Penegakan Hukum Lemah Penyelundupan Narkotika Masih Terus Dicoba

 Penegakan Hukum Lemah Penyelundupan Narkotika Masih Terus Dicoba

KOMPAS

Petugas Direktorat Reserse Narkoba Kepolisian Daerah Metro Jaya menunjukkan tersangka serta barang bukti 350.000 pil ekstasi dan 200 gram sabu saat merilis hasil pengungkapan sindikat narkoba internasional di Markas Polda Metro Jaya, Jakarta, Selasa (13/3).

Jakarta, Kompas – Hukuman pidana yang dijatuhkan kepada pelaku kejahatan narkotika dan obat-obatan terlarang dinilai tidak memberikan efek jera. Eksekusi pidana mati tak diterapkan. Sanksi pidana yang dijatuhkan pun cenderung lebih ringan.

Hukuman yang ringan membuat pelaku peredaran gelap narkotika secara internasional beranggapan penegakan hukum di Indonesia masih lemah. Indonesia tetap menjadi pasar jaringan narkotika internasional.

Demikian diutarakan Direktur Penindakan dan Pengejaran Badan Narkotika Nasional (BNN) Benny Mamoto dan Wakil Direktur Direktorat Narkotika Polri Komisaris Besar Anjan Pramuka di Jakarta, Selasa (13/3). ”Indonesia menjadi pasar yang bagus karena harga bagus, pemakai besar, dan penegakan hukum masih bisa diatasi. Itu penjelasan Abbas, tersangka dari jaringan Iran yang saya interogasi di Thailand,” kata Benny Mamoto.

Benny menilai, hukuman kepada pelaku kejahatan narkotika masih lemah. ”Sejak diberlakukan Undang-Undang Nomor 35 Tahun 2009 tentang Narkotika, tidak ada vonis mati,” ujarnya.

Dari sebagian besar kasus, menurut Benny, putusan di pengadilan lebih ringan daripada tuntutan jaksa. Sebagai contoh, ada warga negara Malaysia yang masuk membawa 44 kilogram sabu ke Indonesia dituntut mati. Namun, putusan yang dijatuhkan hukuman seumur hidup. Selain itu, terdakwa Hartoni juga dituntut hukuman mati, tetapi majelis hakim menghukum selama 20 tahun.

Dengan hukuman yang ringan, pelaku tidak jera. Bahkan, pelaku atau terpidana masih dapat mengendalikan transaksi narkotika melalui jaringan dari dalam penjara. Pegawai lembaga pemasyarakatan (LP) pun terlibat.

BNN menangkap Kepala LP Narkotika Nusakambangan, Kabupaten Cilacap, Jawa Tengah, Marwan Adli dan dua petugas LP. Mereka diduga terlibat dalam perdagangan narkotika di LP. ”Marwan divonis 13 tahun,” ungkap Benny.

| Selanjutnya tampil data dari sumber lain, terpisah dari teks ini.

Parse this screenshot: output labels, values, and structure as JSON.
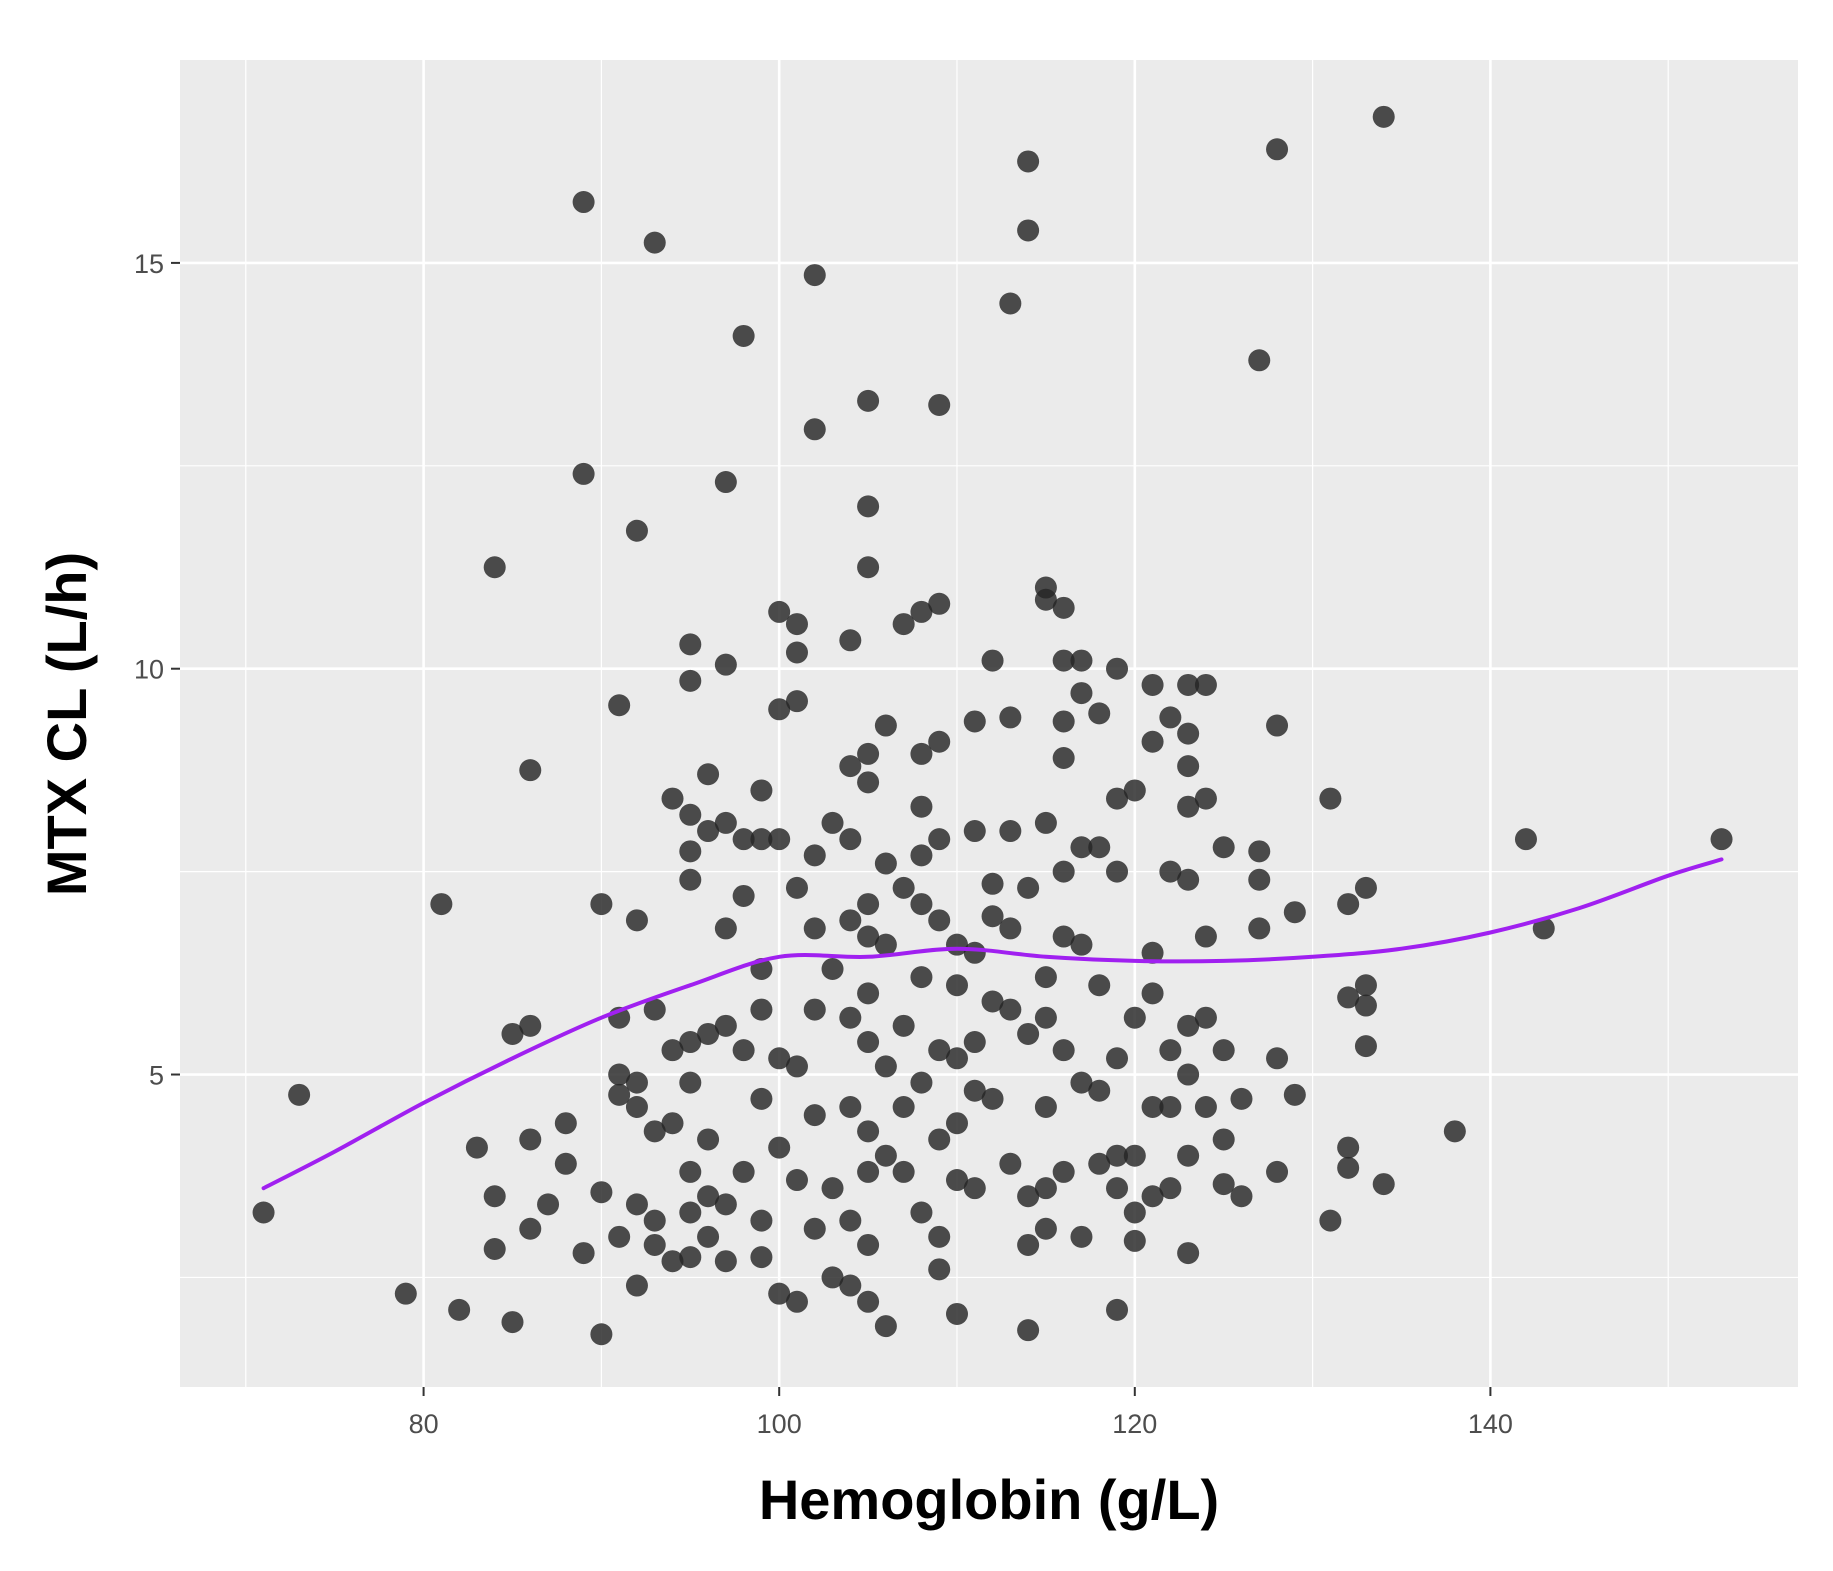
{
  "chart_data": {
    "type": "scatter",
    "title": "",
    "xlabel": "Hemoglobin (g/L)",
    "ylabel": "MTX CL (L/h)",
    "xlim": [
      66.3,
      157.3
    ],
    "ylim": [
      1.15,
      17.5
    ],
    "x_ticks": [
      80,
      100,
      120,
      140
    ],
    "y_ticks": [
      5,
      10,
      15
    ],
    "x_tick_labels": [
      "80",
      "100",
      "120",
      "140"
    ],
    "y_tick_labels": [
      "5",
      "10",
      "15"
    ],
    "grid": true,
    "legend": "none",
    "colors": {
      "panel_background": "#ebebeb",
      "grid": "#ffffff",
      "points": "#262626",
      "smooth_line": "#a020f0"
    },
    "series": [
      {
        "type": "scatter",
        "points": [
          [
            71,
            3.3
          ],
          [
            73,
            4.75
          ],
          [
            79,
            2.3
          ],
          [
            81,
            7.1
          ],
          [
            82,
            2.1
          ],
          [
            83,
            4.1
          ],
          [
            84,
            11.25
          ],
          [
            84,
            3.5
          ],
          [
            84,
            2.85
          ],
          [
            85,
            5.5
          ],
          [
            85,
            1.95
          ],
          [
            86,
            5.6
          ],
          [
            86,
            8.75
          ],
          [
            86,
            4.2
          ],
          [
            86,
            3.1
          ],
          [
            87,
            3.4
          ],
          [
            88,
            4.4
          ],
          [
            88,
            3.9
          ],
          [
            89,
            12.4
          ],
          [
            89,
            15.75
          ],
          [
            89,
            2.8
          ],
          [
            90,
            7.1
          ],
          [
            90,
            3.55
          ],
          [
            90,
            1.8
          ],
          [
            91,
            9.55
          ],
          [
            91,
            5.7
          ],
          [
            91,
            5.0
          ],
          [
            91,
            4.75
          ],
          [
            91,
            3.0
          ],
          [
            92,
            6.9
          ],
          [
            92,
            11.7
          ],
          [
            92,
            4.9
          ],
          [
            92,
            4.6
          ],
          [
            92,
            3.4
          ],
          [
            92,
            2.4
          ],
          [
            93,
            15.25
          ],
          [
            93,
            5.8
          ],
          [
            93,
            4.3
          ],
          [
            93,
            3.2
          ],
          [
            93,
            2.9
          ],
          [
            94,
            8.4
          ],
          [
            94,
            5.3
          ],
          [
            94,
            4.4
          ],
          [
            94,
            2.7
          ],
          [
            95,
            10.3
          ],
          [
            95,
            9.85
          ],
          [
            95,
            8.2
          ],
          [
            95,
            7.75
          ],
          [
            95,
            7.4
          ],
          [
            95,
            5.4
          ],
          [
            95,
            4.9
          ],
          [
            95,
            3.8
          ],
          [
            95,
            3.3
          ],
          [
            95,
            2.75
          ],
          [
            96,
            8.7
          ],
          [
            96,
            8.0
          ],
          [
            96,
            5.5
          ],
          [
            96,
            4.2
          ],
          [
            96,
            3.5
          ],
          [
            96,
            3.0
          ],
          [
            97,
            12.3
          ],
          [
            97,
            10.05
          ],
          [
            97,
            8.1
          ],
          [
            97,
            6.8
          ],
          [
            97,
            5.6
          ],
          [
            97,
            3.4
          ],
          [
            97,
            2.7
          ],
          [
            98,
            14.1
          ],
          [
            98,
            7.9
          ],
          [
            98,
            7.2
          ],
          [
            98,
            5.3
          ],
          [
            98,
            3.8
          ],
          [
            99,
            8.5
          ],
          [
            99,
            7.9
          ],
          [
            99,
            6.3
          ],
          [
            99,
            5.8
          ],
          [
            99,
            4.7
          ],
          [
            99,
            3.2
          ],
          [
            99,
            2.75
          ],
          [
            100,
            10.7
          ],
          [
            100,
            9.5
          ],
          [
            100,
            7.9
          ],
          [
            100,
            5.2
          ],
          [
            100,
            4.1
          ],
          [
            100,
            2.3
          ],
          [
            101,
            10.55
          ],
          [
            101,
            10.2
          ],
          [
            101,
            9.6
          ],
          [
            101,
            7.3
          ],
          [
            101,
            5.1
          ],
          [
            101,
            3.7
          ],
          [
            101,
            2.2
          ],
          [
            102,
            14.85
          ],
          [
            102,
            12.95
          ],
          [
            102,
            7.7
          ],
          [
            102,
            6.8
          ],
          [
            102,
            5.8
          ],
          [
            102,
            4.5
          ],
          [
            102,
            3.1
          ],
          [
            103,
            8.1
          ],
          [
            103,
            6.3
          ],
          [
            103,
            3.6
          ],
          [
            103,
            2.5
          ],
          [
            104,
            10.35
          ],
          [
            104,
            8.8
          ],
          [
            104,
            7.9
          ],
          [
            104,
            6.9
          ],
          [
            104,
            5.7
          ],
          [
            104,
            4.6
          ],
          [
            104,
            3.2
          ],
          [
            104,
            2.4
          ],
          [
            105,
            13.3
          ],
          [
            105,
            12.0
          ],
          [
            105,
            11.25
          ],
          [
            105,
            8.95
          ],
          [
            105,
            8.6
          ],
          [
            105,
            7.1
          ],
          [
            105,
            6.7
          ],
          [
            105,
            6.0
          ],
          [
            105,
            5.4
          ],
          [
            105,
            4.3
          ],
          [
            105,
            3.8
          ],
          [
            105,
            2.9
          ],
          [
            105,
            2.2
          ],
          [
            106,
            9.3
          ],
          [
            106,
            7.6
          ],
          [
            106,
            6.6
          ],
          [
            106,
            5.1
          ],
          [
            106,
            4.0
          ],
          [
            106,
            1.9
          ],
          [
            107,
            10.55
          ],
          [
            107,
            7.3
          ],
          [
            107,
            5.6
          ],
          [
            107,
            4.6
          ],
          [
            107,
            3.8
          ],
          [
            108,
            10.7
          ],
          [
            108,
            8.95
          ],
          [
            108,
            8.3
          ],
          [
            108,
            7.7
          ],
          [
            108,
            7.1
          ],
          [
            108,
            6.2
          ],
          [
            108,
            4.9
          ],
          [
            108,
            3.3
          ],
          [
            109,
            13.25
          ],
          [
            109,
            10.8
          ],
          [
            109,
            9.1
          ],
          [
            109,
            7.9
          ],
          [
            109,
            6.9
          ],
          [
            109,
            5.3
          ],
          [
            109,
            4.2
          ],
          [
            109,
            3.0
          ],
          [
            109,
            2.6
          ],
          [
            110,
            6.6
          ],
          [
            110,
            6.1
          ],
          [
            110,
            5.2
          ],
          [
            110,
            4.4
          ],
          [
            110,
            3.7
          ],
          [
            110,
            2.05
          ],
          [
            111,
            9.35
          ],
          [
            111,
            8.0
          ],
          [
            111,
            6.5
          ],
          [
            111,
            5.4
          ],
          [
            111,
            4.8
          ],
          [
            111,
            3.6
          ],
          [
            112,
            10.1
          ],
          [
            112,
            7.35
          ],
          [
            112,
            6.95
          ],
          [
            112,
            5.9
          ],
          [
            112,
            4.7
          ],
          [
            113,
            14.5
          ],
          [
            113,
            9.4
          ],
          [
            113,
            8.0
          ],
          [
            113,
            6.8
          ],
          [
            113,
            5.8
          ],
          [
            113,
            3.9
          ],
          [
            114,
            16.25
          ],
          [
            114,
            15.4
          ],
          [
            114,
            7.3
          ],
          [
            114,
            5.5
          ],
          [
            114,
            3.5
          ],
          [
            114,
            2.9
          ],
          [
            114,
            1.85
          ],
          [
            115,
            11.0
          ],
          [
            115,
            10.85
          ],
          [
            115,
            8.1
          ],
          [
            115,
            6.2
          ],
          [
            115,
            5.7
          ],
          [
            115,
            4.6
          ],
          [
            115,
            3.6
          ],
          [
            115,
            3.1
          ],
          [
            116,
            10.75
          ],
          [
            116,
            10.1
          ],
          [
            116,
            9.35
          ],
          [
            116,
            8.9
          ],
          [
            116,
            7.5
          ],
          [
            116,
            6.7
          ],
          [
            116,
            5.3
          ],
          [
            116,
            3.8
          ],
          [
            117,
            10.1
          ],
          [
            117,
            9.7
          ],
          [
            117,
            7.8
          ],
          [
            117,
            6.6
          ],
          [
            117,
            4.9
          ],
          [
            117,
            3.0
          ],
          [
            118,
            9.45
          ],
          [
            118,
            7.8
          ],
          [
            118,
            6.1
          ],
          [
            118,
            4.8
          ],
          [
            118,
            3.9
          ],
          [
            119,
            10.0
          ],
          [
            119,
            8.4
          ],
          [
            119,
            7.5
          ],
          [
            119,
            5.2
          ],
          [
            119,
            4.0
          ],
          [
            119,
            3.6
          ],
          [
            119,
            2.1
          ],
          [
            120,
            8.5
          ],
          [
            120,
            5.7
          ],
          [
            120,
            4.0
          ],
          [
            120,
            3.3
          ],
          [
            120,
            2.95
          ],
          [
            121,
            9.8
          ],
          [
            121,
            9.1
          ],
          [
            121,
            6.5
          ],
          [
            121,
            6.0
          ],
          [
            121,
            4.6
          ],
          [
            121,
            3.5
          ],
          [
            122,
            9.4
          ],
          [
            122,
            7.5
          ],
          [
            122,
            5.3
          ],
          [
            122,
            4.6
          ],
          [
            122,
            3.6
          ],
          [
            123,
            9.8
          ],
          [
            123,
            9.2
          ],
          [
            123,
            8.8
          ],
          [
            123,
            8.3
          ],
          [
            123,
            7.4
          ],
          [
            123,
            5.6
          ],
          [
            123,
            5.0
          ],
          [
            123,
            4.0
          ],
          [
            123,
            2.8
          ],
          [
            124,
            9.8
          ],
          [
            124,
            8.4
          ],
          [
            124,
            6.7
          ],
          [
            124,
            5.7
          ],
          [
            124,
            4.6
          ],
          [
            125,
            7.8
          ],
          [
            125,
            5.3
          ],
          [
            125,
            4.2
          ],
          [
            125,
            3.65
          ],
          [
            126,
            4.7
          ],
          [
            126,
            3.5
          ],
          [
            127,
            13.8
          ],
          [
            127,
            7.75
          ],
          [
            127,
            7.4
          ],
          [
            127,
            6.8
          ],
          [
            128,
            16.4
          ],
          [
            128,
            9.3
          ],
          [
            128,
            5.2
          ],
          [
            128,
            3.8
          ],
          [
            129,
            7.0
          ],
          [
            129,
            4.75
          ],
          [
            131,
            8.4
          ],
          [
            131,
            3.2
          ],
          [
            132,
            7.1
          ],
          [
            132,
            5.95
          ],
          [
            132,
            4.1
          ],
          [
            132,
            3.85
          ],
          [
            133,
            7.3
          ],
          [
            133,
            6.1
          ],
          [
            133,
            5.85
          ],
          [
            133,
            5.35
          ],
          [
            134,
            16.8
          ],
          [
            134,
            3.65
          ],
          [
            138,
            4.3
          ],
          [
            142,
            7.9
          ],
          [
            143,
            6.8
          ],
          [
            153,
            7.9
          ]
        ]
      },
      {
        "type": "line",
        "smooth": true,
        "x": [
          71,
          75,
          80,
          85,
          90,
          95,
          100,
          105,
          110,
          115,
          120,
          125,
          130,
          135,
          140,
          145,
          150,
          153
        ],
        "y": [
          3.6,
          4.05,
          4.65,
          5.2,
          5.7,
          6.1,
          6.45,
          6.45,
          6.55,
          6.45,
          6.4,
          6.4,
          6.45,
          6.55,
          6.75,
          7.05,
          7.45,
          7.65
        ]
      }
    ]
  }
}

Saat ini, menurut dia, ada 58 terpidana yang divonis mati dengan mengacu UU lama, yaitu UU Nomor 22 Tahun 1997 tentang Narkotika. Eksekusi terhadap terpidana mati seharusnya cepat dilakukan sehingga pelaku jaringan narkotika internasional tahu penerapan hukum terhadap kejahatan narkotika di Indonesia sangat keras.

Anjan menambahkan, pemberantasan narkotika tak cukup dilakukan dengan penindakan atau penegakan hukum. Berbagai upaya harus terus dilakukan melalui pemberdayaan dan peran masyarakat. ”Pemberantasan narkotika harus dimulai dari lingkungan terkecil, seperti keluarga dan lingkungan,” katanya.

Indonesia menjadi incaran jaringan narkotika internasional karena perbedaan harga di negara produsen dengan Indonesia yang tinggi. Sebagai gambaran, ungkap Anjan, harga 1 kilogram sabu di Iran sekitar Rp 100 juta. Di Indonesia, harganya bisa mencapai Rp 1,5 miliar. Bisnis narkotika di Indonesia sangat menjanjikan.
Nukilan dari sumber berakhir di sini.